Este review foi construído partindo da minha necessidade diária de um software para preparar algumas imagens para o MacMagazine, além de outros trabalhos pessoais. Eu não era um heavy-user do Photoshop, mas, por ter uma formação acadêmica ligada à área, podemos dizer que era bastante familiarizado com o aplicativo e seus recursos. Contudo, parei de usá-lo há uns dois anos, quando percebi que minha necessidade não exigia um software pesado e caro como ele. Dito isso, vamos ao review! 😉

Visão geral/interface

Pixelmator 2.0 - Interface

A nova interface do Pixelmator está muito bacana — mais clean, mais consistente. De cara, notamos que ela está mais escura. Continua translúcida, porém muito menos que antes. Os elementos ganharam mais profundidade e estão mais destacados, sendo mais fácil achar a ferramenta desejada. Dá pra ver que os designers envolvidos no projeto fizeram um trabalho excelente.

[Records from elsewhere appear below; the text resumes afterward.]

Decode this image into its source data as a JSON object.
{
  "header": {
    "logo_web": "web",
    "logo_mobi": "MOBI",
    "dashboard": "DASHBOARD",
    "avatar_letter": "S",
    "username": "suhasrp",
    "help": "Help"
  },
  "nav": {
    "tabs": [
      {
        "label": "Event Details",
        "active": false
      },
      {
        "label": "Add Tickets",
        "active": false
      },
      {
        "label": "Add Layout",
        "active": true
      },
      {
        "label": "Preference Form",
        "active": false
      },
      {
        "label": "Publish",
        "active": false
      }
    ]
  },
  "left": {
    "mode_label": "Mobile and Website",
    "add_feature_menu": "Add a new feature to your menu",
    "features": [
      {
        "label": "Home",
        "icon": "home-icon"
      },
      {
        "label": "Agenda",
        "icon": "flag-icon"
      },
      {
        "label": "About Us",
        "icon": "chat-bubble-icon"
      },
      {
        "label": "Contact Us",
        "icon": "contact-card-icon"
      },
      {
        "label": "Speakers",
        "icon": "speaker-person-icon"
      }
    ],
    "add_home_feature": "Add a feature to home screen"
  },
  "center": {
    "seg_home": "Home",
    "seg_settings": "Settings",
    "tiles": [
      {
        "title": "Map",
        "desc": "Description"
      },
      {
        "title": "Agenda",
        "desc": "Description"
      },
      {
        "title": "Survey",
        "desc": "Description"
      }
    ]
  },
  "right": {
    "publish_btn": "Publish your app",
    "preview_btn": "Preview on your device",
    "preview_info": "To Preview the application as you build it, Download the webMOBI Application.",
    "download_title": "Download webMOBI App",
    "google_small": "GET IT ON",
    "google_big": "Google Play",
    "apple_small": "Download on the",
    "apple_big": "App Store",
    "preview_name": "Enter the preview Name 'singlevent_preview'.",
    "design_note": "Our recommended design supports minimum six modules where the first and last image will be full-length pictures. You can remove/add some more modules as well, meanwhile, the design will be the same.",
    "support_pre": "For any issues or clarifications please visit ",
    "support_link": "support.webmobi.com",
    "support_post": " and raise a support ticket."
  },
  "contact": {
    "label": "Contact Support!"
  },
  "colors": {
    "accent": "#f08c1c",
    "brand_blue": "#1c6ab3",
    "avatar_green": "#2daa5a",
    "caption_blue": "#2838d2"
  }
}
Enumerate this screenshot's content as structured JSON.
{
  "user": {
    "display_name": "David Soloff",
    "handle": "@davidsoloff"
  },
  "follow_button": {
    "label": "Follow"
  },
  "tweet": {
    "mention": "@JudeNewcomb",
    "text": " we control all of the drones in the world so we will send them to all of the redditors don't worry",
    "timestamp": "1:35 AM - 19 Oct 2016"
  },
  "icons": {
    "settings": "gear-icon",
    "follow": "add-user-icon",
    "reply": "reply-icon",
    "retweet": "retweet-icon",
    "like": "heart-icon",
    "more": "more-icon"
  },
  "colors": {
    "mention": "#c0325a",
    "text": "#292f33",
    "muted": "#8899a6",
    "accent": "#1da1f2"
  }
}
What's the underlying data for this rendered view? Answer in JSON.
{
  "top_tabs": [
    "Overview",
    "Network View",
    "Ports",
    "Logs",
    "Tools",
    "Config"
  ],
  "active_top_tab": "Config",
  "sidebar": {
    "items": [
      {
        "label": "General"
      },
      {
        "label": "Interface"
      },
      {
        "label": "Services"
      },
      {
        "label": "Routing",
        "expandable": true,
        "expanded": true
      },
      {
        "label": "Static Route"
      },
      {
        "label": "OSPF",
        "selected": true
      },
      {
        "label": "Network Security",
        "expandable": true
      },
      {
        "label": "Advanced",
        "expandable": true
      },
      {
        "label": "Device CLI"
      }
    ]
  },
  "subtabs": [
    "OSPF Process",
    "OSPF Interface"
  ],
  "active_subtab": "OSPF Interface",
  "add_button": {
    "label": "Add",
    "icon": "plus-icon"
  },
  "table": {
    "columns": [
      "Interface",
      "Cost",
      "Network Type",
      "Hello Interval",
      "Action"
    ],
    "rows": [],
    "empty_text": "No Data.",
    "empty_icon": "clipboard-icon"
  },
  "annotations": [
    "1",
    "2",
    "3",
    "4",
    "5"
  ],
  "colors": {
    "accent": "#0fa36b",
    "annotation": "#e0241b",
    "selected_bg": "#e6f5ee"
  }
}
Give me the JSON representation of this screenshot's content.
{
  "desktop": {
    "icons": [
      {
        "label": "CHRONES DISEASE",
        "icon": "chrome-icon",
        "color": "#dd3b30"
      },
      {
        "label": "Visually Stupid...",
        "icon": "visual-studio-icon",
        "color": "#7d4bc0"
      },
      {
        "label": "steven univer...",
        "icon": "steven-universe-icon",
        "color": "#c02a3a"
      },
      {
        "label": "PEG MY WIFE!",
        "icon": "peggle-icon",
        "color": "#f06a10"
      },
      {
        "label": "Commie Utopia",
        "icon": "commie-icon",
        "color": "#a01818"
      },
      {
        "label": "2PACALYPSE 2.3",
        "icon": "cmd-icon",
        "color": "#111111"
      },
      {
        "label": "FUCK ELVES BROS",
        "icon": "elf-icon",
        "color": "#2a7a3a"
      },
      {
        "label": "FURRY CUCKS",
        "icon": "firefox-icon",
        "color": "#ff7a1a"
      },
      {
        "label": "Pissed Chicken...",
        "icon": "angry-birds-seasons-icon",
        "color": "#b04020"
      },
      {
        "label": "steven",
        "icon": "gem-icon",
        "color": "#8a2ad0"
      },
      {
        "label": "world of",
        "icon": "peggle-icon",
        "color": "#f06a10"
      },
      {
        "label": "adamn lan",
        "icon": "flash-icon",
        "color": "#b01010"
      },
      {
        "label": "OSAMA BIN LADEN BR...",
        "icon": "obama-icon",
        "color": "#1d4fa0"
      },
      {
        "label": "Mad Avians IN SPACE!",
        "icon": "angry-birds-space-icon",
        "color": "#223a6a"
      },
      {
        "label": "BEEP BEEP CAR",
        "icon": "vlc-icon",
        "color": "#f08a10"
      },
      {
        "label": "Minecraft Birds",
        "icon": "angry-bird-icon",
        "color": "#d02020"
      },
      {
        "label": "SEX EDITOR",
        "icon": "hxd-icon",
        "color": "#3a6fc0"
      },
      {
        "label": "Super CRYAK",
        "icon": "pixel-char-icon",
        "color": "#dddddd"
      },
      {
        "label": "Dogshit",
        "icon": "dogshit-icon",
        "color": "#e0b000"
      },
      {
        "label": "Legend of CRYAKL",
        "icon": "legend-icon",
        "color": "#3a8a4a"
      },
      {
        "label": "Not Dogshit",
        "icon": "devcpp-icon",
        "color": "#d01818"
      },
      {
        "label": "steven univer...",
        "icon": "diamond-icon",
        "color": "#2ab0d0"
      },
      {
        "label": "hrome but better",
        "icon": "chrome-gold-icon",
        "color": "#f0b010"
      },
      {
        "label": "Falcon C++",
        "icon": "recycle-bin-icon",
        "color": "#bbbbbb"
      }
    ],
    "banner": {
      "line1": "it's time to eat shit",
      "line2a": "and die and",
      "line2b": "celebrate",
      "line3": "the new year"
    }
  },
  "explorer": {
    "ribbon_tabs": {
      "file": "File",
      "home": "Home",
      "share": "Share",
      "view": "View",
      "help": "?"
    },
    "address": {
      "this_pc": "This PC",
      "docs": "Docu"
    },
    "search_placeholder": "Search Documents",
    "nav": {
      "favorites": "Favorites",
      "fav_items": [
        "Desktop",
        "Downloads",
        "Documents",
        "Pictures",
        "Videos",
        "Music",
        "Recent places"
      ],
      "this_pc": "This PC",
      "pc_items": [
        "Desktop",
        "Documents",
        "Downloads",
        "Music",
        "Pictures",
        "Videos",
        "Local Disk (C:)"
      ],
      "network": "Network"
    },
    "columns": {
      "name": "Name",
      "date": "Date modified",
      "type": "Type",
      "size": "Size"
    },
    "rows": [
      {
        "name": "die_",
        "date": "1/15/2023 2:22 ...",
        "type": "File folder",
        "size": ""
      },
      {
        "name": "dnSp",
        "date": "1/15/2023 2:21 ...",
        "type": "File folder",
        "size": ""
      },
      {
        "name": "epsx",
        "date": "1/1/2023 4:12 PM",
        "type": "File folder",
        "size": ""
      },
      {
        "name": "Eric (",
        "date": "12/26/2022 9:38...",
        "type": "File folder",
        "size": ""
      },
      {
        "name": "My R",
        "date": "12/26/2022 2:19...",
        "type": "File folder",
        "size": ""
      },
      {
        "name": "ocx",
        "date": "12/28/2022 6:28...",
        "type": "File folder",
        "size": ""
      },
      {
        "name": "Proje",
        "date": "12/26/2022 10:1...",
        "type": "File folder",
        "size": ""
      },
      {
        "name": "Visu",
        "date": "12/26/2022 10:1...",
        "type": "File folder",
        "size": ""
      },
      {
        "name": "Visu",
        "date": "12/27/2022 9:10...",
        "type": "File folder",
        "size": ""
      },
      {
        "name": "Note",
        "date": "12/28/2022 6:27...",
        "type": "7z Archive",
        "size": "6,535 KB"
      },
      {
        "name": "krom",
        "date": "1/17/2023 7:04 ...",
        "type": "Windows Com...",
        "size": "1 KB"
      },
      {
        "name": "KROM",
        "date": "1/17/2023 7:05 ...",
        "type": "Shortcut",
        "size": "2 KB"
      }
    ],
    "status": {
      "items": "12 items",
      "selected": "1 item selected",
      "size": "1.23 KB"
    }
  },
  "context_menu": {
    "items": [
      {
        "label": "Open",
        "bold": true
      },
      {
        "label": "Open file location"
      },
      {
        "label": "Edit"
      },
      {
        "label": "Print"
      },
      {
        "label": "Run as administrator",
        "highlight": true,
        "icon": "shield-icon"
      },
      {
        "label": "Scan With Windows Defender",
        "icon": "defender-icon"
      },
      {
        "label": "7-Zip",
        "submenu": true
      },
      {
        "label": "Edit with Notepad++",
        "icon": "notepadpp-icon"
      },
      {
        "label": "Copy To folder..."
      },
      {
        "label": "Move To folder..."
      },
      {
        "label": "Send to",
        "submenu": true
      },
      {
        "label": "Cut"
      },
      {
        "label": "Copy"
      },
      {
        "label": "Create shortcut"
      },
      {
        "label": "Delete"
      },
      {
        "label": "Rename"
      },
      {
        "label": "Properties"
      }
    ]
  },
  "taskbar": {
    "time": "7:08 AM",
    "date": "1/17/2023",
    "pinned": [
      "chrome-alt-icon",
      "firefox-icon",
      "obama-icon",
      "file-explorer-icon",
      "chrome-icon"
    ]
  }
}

Pixelmator 2.0 - Ferramentas

Comparando com o Photoshop, o visual é bem mais Apple-like (diria até Lion-like — não é à toa que ele já ganhou um Apple Design Award), e sua simplicidade pode ser considerada um dos pontos fortes. Podemos dizer que, neste quesito, o Pixelmator está para o OS X assim como o Photoshop está para o Windows. Os recursos do primeiro são bem mais intuitivos, fáceis e óbvios que os do segundo. Existem dezenas de formas diferentes de fazer a mesma coisa no software da Adobe (até pelo histórico e complexidade do software). Já no Pixelmator, existem poucas (e óbvias) opções. Contudo, para quem já está acostumado com o Photoshop, pode ser um pouco difícil (re)aprender a usar alguns recursos, até mesmo atalhos de teclado.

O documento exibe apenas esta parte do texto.